Im Streit mit Bruhn kochen die Emotionen hoch. der Vermieter Bruhn hatte Sahin gekündigt, weil der den Imbiss damals im August 2010 nicht zügig eröffnet und die Miete nicht bezahlt habe. Sahin, beziehungsweise sein damaliger Anwalt, hält dagegen: die Leitungen seien defekt gewesen, sodass immer wieder die Sicherungen heraussprangen, wenn Sahin bestimmte Geräte einschaltete.

Davon will Bruhn nichts wissen. Bruhn sagt: Sahin hat die Miete nicht bezahlt. Sahin widerspricht: Er habe doch eine Einzugsermächtigung ausgestellt. Dafür gebe es sogar zeugen. Pech für Sahin: Sein damaliger Anwalt trägt bestimmte Argumente und Beweise nicht rechtzeitig bei Gericht vor. Das Gericht gibt Bruhn recht, ohne dass ein Zeuge gehört wird.

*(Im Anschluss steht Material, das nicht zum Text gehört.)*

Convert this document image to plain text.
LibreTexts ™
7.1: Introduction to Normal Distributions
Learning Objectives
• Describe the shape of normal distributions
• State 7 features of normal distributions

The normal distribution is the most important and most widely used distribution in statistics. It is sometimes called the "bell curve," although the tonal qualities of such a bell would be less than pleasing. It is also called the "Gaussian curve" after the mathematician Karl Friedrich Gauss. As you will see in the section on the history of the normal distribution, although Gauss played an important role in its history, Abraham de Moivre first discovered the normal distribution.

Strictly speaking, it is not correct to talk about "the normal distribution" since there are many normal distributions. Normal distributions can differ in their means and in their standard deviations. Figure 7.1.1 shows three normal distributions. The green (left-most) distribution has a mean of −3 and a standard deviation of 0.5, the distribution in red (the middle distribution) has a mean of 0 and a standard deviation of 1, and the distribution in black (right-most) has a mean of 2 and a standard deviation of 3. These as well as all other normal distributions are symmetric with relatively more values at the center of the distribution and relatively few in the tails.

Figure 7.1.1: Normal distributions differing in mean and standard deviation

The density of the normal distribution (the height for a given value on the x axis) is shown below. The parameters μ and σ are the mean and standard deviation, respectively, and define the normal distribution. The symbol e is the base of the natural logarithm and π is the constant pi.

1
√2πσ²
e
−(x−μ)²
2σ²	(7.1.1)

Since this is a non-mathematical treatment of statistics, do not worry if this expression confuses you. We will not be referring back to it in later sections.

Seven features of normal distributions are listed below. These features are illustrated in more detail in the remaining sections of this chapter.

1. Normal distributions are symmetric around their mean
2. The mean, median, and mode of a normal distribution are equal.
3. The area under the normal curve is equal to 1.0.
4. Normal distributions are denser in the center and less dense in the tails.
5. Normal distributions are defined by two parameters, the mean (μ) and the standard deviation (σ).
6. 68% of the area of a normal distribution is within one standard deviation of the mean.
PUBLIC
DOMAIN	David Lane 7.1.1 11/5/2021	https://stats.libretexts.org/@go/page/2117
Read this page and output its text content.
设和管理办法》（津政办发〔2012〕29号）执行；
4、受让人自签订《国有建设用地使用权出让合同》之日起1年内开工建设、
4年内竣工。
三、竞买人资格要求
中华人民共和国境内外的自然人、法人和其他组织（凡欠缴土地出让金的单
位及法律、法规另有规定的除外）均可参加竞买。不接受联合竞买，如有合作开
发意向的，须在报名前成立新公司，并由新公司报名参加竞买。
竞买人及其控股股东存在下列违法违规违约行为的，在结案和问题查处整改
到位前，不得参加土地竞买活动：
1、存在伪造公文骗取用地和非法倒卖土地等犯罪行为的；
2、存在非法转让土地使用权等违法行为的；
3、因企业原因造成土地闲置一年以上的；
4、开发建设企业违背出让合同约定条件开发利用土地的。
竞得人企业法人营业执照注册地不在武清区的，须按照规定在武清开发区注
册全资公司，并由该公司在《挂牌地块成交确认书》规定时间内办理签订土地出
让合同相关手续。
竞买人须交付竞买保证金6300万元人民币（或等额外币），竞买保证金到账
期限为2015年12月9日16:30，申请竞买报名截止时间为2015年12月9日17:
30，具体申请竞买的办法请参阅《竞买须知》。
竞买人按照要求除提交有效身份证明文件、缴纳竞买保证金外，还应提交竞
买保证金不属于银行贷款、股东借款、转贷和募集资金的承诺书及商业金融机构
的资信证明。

Fakt ist: Die immobilienfirma hat die juristische Auseinandersetzung gewonnen. Fakt ist aber auch, dass Bruhn es ganz schön eilig hatte, ihren Mieter wieder loszuwerden. Am 6. August war die Übergabe, am 7. September hatte Sahin schon die fristlose Kündigung. Bereits vor der Kündigung hatte Bruhn dem Imbissbetreiber zwei Angebote gemacht: 20.000 Euro und Auszug sofort oder den Imbiss bis Sommer 2011 mietfrei weiterzubetreiben. In beiden Fällen sollte er allerdings auf seine vertraglich zugesicherte Laufzeit verzichten. Eigentlich sollte der Vertrag bis ende 2013 gelten, nur mit einer Sonderklausel frühestens im Juni 2012 enden.

Sahin hatte die Angebote damals abgelehnt. „Mit 20.000 Euro hätte er ein Minus-Geschäft gemacht“, sagt Anwalt Mesut Ocak. Schließlich schuldete er dem Vorpächter 30.000 Euro für die Übernahme und hatte noch Maklerkosten und investitionen zu bezahlen. Dass Müslin Sahin derzeit Sympathie von vielen Menschen erfährt, die ihn nicht mal kennen, hat Gründe: das Viertel steht vor einer großen Veränderung. und viele kleine Geschäfte werden diese Veränderung nicht überleben. Nicht nur ikea kommt, sondern vermutlich auch andere Ketten. Dafür eignen sich mindestens drei der vier Gebäudekomplexe, die Bruhn in der neuen Großen Bergstraße und Großen Bergstraße besitzt, so legt der Sanierungsplan nahe.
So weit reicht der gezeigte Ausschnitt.